Fortunately, the Special Services team was able to bridge those gaps with the help of federal dollars from the Elementary and Secondary School Emergency Relief (ESSER) fund. Deputy Chief of Teaching and Learning Derek Little and the executive directors of Special Services, Michelle Brown and Anabel Meyer, said $500,000 went to clearing up the backlog during the 2021-2022 school year, a task that has since been completed.
In addition to working through the backlogged referrals, Special Services assessed referrals from the 2021-2022 school year to prevent a new backlog. Their efforts paid off, both in terms of numbers and setting themselves up for success this school year. Their team completed close to 6,000 evaluations—including the entire backlog—in just 14 months.

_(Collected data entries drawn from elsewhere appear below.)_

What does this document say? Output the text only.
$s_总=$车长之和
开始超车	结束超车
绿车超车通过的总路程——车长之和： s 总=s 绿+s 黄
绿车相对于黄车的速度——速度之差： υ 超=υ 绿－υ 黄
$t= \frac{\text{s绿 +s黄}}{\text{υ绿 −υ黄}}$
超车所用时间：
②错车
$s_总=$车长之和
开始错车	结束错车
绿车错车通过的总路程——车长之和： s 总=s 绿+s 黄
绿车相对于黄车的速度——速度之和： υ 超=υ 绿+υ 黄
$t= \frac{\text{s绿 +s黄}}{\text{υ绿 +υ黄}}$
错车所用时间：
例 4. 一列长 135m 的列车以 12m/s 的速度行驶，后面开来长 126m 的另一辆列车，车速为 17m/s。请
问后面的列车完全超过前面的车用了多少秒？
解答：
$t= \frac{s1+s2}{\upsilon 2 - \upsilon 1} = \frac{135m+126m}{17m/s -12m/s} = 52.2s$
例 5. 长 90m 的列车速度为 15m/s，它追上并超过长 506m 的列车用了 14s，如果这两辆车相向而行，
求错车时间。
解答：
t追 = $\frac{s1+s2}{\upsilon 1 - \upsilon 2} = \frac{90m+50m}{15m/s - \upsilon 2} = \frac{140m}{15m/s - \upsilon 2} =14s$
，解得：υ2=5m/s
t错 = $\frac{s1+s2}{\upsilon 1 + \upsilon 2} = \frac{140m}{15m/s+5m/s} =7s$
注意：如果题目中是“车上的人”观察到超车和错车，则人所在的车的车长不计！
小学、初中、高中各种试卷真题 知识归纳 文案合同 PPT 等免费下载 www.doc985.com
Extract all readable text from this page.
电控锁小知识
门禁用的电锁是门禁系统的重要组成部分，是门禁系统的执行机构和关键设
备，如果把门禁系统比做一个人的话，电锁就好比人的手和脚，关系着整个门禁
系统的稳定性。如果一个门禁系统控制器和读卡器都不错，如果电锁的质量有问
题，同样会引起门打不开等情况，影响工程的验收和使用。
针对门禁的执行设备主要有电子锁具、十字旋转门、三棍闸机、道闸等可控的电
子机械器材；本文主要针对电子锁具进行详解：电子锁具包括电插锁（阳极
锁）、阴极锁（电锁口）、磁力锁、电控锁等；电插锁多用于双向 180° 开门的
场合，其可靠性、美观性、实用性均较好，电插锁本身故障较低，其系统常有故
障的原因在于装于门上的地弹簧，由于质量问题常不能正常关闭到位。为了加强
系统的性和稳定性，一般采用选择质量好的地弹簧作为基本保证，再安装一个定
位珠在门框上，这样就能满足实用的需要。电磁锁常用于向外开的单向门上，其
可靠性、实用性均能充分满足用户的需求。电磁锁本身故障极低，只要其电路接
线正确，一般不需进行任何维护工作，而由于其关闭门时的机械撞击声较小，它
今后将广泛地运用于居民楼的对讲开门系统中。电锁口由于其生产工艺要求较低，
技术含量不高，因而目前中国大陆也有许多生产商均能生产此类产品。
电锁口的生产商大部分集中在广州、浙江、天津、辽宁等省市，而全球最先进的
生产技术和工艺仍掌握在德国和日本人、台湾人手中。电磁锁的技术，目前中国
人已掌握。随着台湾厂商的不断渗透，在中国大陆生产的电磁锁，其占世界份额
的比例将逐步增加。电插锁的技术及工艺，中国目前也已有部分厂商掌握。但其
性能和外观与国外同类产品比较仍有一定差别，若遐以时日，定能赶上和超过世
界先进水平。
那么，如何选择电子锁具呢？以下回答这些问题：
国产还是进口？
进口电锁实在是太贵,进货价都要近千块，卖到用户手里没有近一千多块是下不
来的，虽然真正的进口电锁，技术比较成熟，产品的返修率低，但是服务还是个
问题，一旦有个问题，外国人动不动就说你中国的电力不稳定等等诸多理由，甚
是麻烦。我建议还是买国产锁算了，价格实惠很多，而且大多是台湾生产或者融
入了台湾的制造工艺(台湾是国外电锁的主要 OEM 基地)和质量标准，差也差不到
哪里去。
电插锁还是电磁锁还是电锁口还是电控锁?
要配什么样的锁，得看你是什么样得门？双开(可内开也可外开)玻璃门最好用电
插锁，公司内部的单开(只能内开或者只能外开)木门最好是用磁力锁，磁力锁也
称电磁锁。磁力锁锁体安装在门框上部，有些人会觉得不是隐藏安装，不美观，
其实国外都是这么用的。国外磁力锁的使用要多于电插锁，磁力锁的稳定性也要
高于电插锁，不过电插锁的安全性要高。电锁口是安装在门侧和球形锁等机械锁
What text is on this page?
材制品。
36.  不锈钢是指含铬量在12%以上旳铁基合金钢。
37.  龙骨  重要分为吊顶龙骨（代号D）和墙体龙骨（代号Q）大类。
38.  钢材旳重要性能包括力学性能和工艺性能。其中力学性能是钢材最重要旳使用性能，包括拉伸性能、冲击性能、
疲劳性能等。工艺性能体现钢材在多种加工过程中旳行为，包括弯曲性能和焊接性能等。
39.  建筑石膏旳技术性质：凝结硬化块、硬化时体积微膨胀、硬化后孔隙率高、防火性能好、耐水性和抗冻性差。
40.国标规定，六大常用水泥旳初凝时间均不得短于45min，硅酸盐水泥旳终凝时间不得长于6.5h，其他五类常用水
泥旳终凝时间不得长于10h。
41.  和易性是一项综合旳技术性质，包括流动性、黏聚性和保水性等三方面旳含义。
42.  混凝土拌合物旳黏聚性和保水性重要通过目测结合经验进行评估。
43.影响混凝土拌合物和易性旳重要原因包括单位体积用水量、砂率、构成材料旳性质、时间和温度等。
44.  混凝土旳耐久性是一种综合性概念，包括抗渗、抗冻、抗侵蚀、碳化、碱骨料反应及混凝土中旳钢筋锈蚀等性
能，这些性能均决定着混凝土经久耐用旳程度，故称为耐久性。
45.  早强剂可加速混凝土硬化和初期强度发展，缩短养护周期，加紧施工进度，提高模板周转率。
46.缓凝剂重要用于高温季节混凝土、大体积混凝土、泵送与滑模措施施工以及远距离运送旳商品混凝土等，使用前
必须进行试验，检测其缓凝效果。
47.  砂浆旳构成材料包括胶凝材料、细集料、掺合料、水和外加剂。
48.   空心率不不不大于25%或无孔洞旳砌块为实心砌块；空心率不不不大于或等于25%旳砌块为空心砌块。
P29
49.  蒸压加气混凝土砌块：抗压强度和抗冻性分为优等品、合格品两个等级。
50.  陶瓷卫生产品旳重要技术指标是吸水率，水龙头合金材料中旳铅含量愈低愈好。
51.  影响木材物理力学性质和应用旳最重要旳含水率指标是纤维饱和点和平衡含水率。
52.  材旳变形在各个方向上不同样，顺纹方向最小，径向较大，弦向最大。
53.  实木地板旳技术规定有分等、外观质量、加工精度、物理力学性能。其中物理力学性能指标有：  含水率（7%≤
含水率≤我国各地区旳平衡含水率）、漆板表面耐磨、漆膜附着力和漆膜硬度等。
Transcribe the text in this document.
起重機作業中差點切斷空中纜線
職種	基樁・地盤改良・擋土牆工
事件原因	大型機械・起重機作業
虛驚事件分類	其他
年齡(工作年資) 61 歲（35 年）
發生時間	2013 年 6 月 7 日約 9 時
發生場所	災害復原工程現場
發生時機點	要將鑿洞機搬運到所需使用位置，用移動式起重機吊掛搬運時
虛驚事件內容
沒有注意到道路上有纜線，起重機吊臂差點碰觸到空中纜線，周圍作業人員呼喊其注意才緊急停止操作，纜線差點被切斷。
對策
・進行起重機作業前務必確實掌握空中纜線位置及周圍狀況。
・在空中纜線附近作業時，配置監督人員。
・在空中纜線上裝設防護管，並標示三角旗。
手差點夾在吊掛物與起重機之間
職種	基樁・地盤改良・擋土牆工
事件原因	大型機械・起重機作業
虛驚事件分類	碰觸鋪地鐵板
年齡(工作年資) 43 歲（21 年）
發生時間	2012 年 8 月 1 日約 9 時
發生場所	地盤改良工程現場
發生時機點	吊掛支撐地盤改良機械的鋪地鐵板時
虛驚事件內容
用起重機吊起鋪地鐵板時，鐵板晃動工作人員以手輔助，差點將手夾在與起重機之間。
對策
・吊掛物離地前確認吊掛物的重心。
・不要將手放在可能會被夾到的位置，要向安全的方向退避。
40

“We are seeing much better systems in place within the team now,” Little said. “We are better able to know how many referrals we have at any given point in time and where they are in the process. Our tracking systems and our follow-up systems are much more sophisticated and robust.”
This efficiency was made possible by the ESSER funds. The federal dollars provided more staff time and contractor support, as there are now 55 contracted LSSPs and diagnosticians across the district, and everyone in Special Services is working together to stay on track.
“Previously, people felt like they were on islands, and they didn’t have that support,” Meyer said. “Now, because we are looking at each referral every step of the way, we are able to proactively provide support when an evaluator gets in a bind or they are overwhelmed.”
ESSER funding for this particular task has been completed as the backlog has been cleared, but Special Services will continue to receive funding in other ESSER categories to mitigate the learning disruptions caused by the pandemic.
“We want to first and foremost ensure that our students are being provided with timely services, and that means getting them the evaluations in a timely manner,” Meyer said. “In order for that to happen, we need staff and evaluators, so we will continue to use the ESSER funding as long as we can to prevent any future backlog.”